Google is using Gemini AI to train robots so they can better navigate and perform tasks, and in a new research paper, DeepMind's robotics team explained how Gemini 1.5 Pro's longer context window, which determines how much information an AI model can process, allows users to more easily interact with the RT-2 robot using natural language commands.
This works by filming a video tour of a designated area, such as a home or office space, with researchers using Gemini 1.5 Pro to make the robot “watch” the video to learn about the environment. The robot can then undertake commands based on what it has observed using verbal and / or image outputs — such as guiding users to a power outlet after being shown a phone and asked “where can I charge this?” DeepMind says its Gemini-powered robot had a 90 percent success rate across over 50 user instructions that were given in a 9,000-plus-square-foot operating area. The researchers also found "preliminary evidence" that in Gemini 1.5 Pro, the droid can plan how to carry out instructions that go beyond simple navigation.
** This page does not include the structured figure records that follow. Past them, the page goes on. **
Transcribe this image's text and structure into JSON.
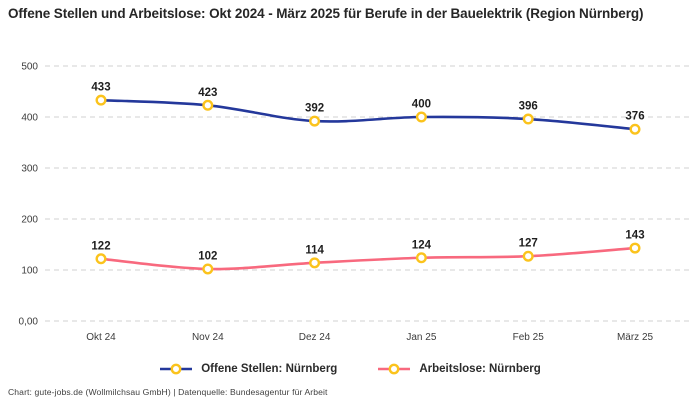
{
  "title": "Offene Stellen und Arbeitslose: Okt 2024 - März 2025 für Berufe in der Bauelektrik (Region Nürnberg)",
  "footer": "Chart: gute-jobs.de (Wollmilchsau GmbH) | Datenquelle: Bundesagentur für Arbeit",
  "colors": {
    "open_positions": "#24389b",
    "unemployed": "#f8697e",
    "marker_ring": "#fbc31c",
    "marker_fill": "#ffffff",
    "grid": "#d0d0d0",
    "axis_text": "#3c3c3c",
    "data_label_text": "#1f1f1f"
  },
  "chart_data": {
    "type": "line",
    "categories": [
      "Okt 24",
      "Nov 24",
      "Dez 24",
      "Jan 25",
      "Feb 25",
      "März 25"
    ],
    "series": [
      {
        "name": "Offene Stellen: Nürnberg",
        "values": [
          433,
          423,
          392,
          400,
          396,
          376
        ],
        "color_key": "open_positions"
      },
      {
        "name": "Arbeitslose: Nürnberg",
        "values": [
          122,
          102,
          114,
          124,
          127,
          143
        ],
        "color_key": "unemployed"
      }
    ],
    "ylim": [
      0,
      500
    ],
    "yticks": [
      {
        "value": 0,
        "label": "0,00"
      },
      {
        "value": 100,
        "label": "100"
      },
      {
        "value": 200,
        "label": "200"
      },
      {
        "value": 300,
        "label": "300"
      },
      {
        "value": 400,
        "label": "400"
      },
      {
        "value": 500,
        "label": "500"
      }
    ],
    "grid": "horizontal-dashed",
    "legend_position": "bottom",
    "data_labels": true
  }
}
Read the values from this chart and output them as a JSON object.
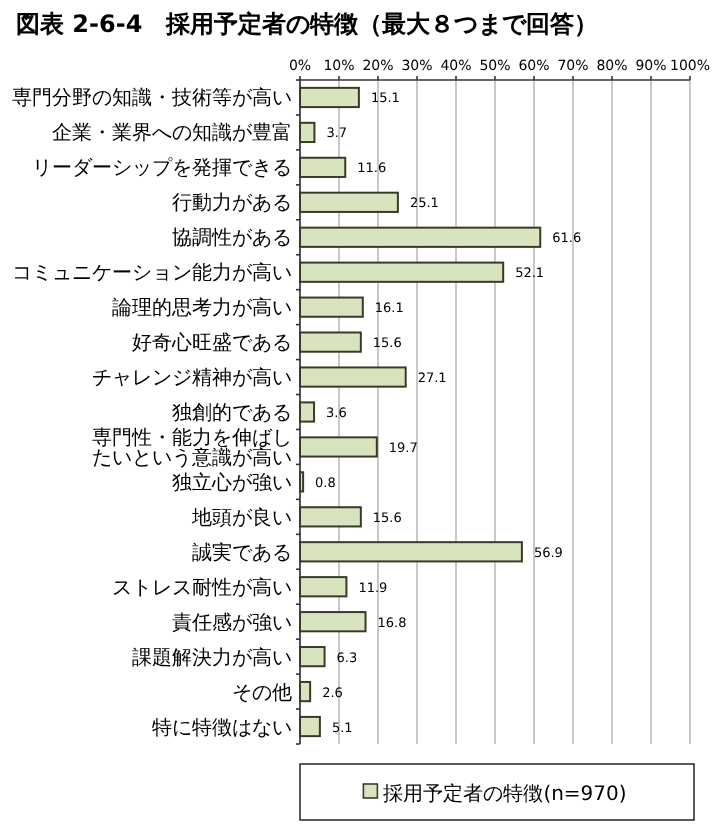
{
  "chart_data": {
    "type": "bar",
    "orientation": "horizontal",
    "title": "図表 2-6-4　採用予定者の特徴（最大８つまで回答）",
    "categories": [
      "専門分野の知識・技術等が高い",
      "企業・業界への知識が豊富",
      "リーダーシップを発揮できる",
      "行動力がある",
      "協調性がある",
      "コミュニケーション能力が高い",
      "論理的思考力が高い",
      "好奇心旺盛である",
      "チャレンジ精神が高い",
      "独創的である",
      "専門性・能力を伸ばしたいという意識が高い",
      "独立心が強い",
      "地頭が良い",
      "誠実である",
      "ストレス耐性が高い",
      "責任感が強い",
      "課題解決力が高い",
      "その他",
      "特に特徴はない"
    ],
    "series": [
      {
        "name": "採用予定者の特徴(n=970)",
        "color": "#d7e4bd",
        "values": [
          15.1,
          3.7,
          11.6,
          25.1,
          61.6,
          52.1,
          16.1,
          15.6,
          27.1,
          3.6,
          19.7,
          0.8,
          15.6,
          56.9,
          11.9,
          16.8,
          6.3,
          2.6,
          5.1
        ]
      }
    ],
    "xlim": [
      0,
      100
    ],
    "xticks": [
      {
        "value": 0,
        "label": "0%"
      },
      {
        "value": 10,
        "label": "10%"
      },
      {
        "value": 20,
        "label": "20%"
      },
      {
        "value": 30,
        "label": "30%"
      },
      {
        "value": 40,
        "label": "40%"
      },
      {
        "value": 50,
        "label": "50%"
      },
      {
        "value": 60,
        "label": "60%"
      },
      {
        "value": 70,
        "label": "70%"
      },
      {
        "value": 80,
        "label": "80%"
      },
      {
        "value": 90,
        "label": "90%"
      },
      {
        "value": 100,
        "label": "100%"
      }
    ],
    "grid": "x",
    "data_labels": true,
    "legend": "bottom"
  }
}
For example, if a user with a bunch of Coke cans on their desk asks the droid if it has a favorite drink, the team said, Gemini "knows that the robot should head to the fridge, see if there's any Coke there, and then return to its original location in the fridge." The user will report back on the results. DeepMind said it plans to study these results further.
The video demo Google provided is impressive, but the apparent shortcuts the Droid takes after recognizing each request disguise the 10 to 30 seconds it takes to process those instructions, according to the research paper.It may be a while before we share our homes with more advanced environment-mapping robots, but at least they can find our lost keys or wallets.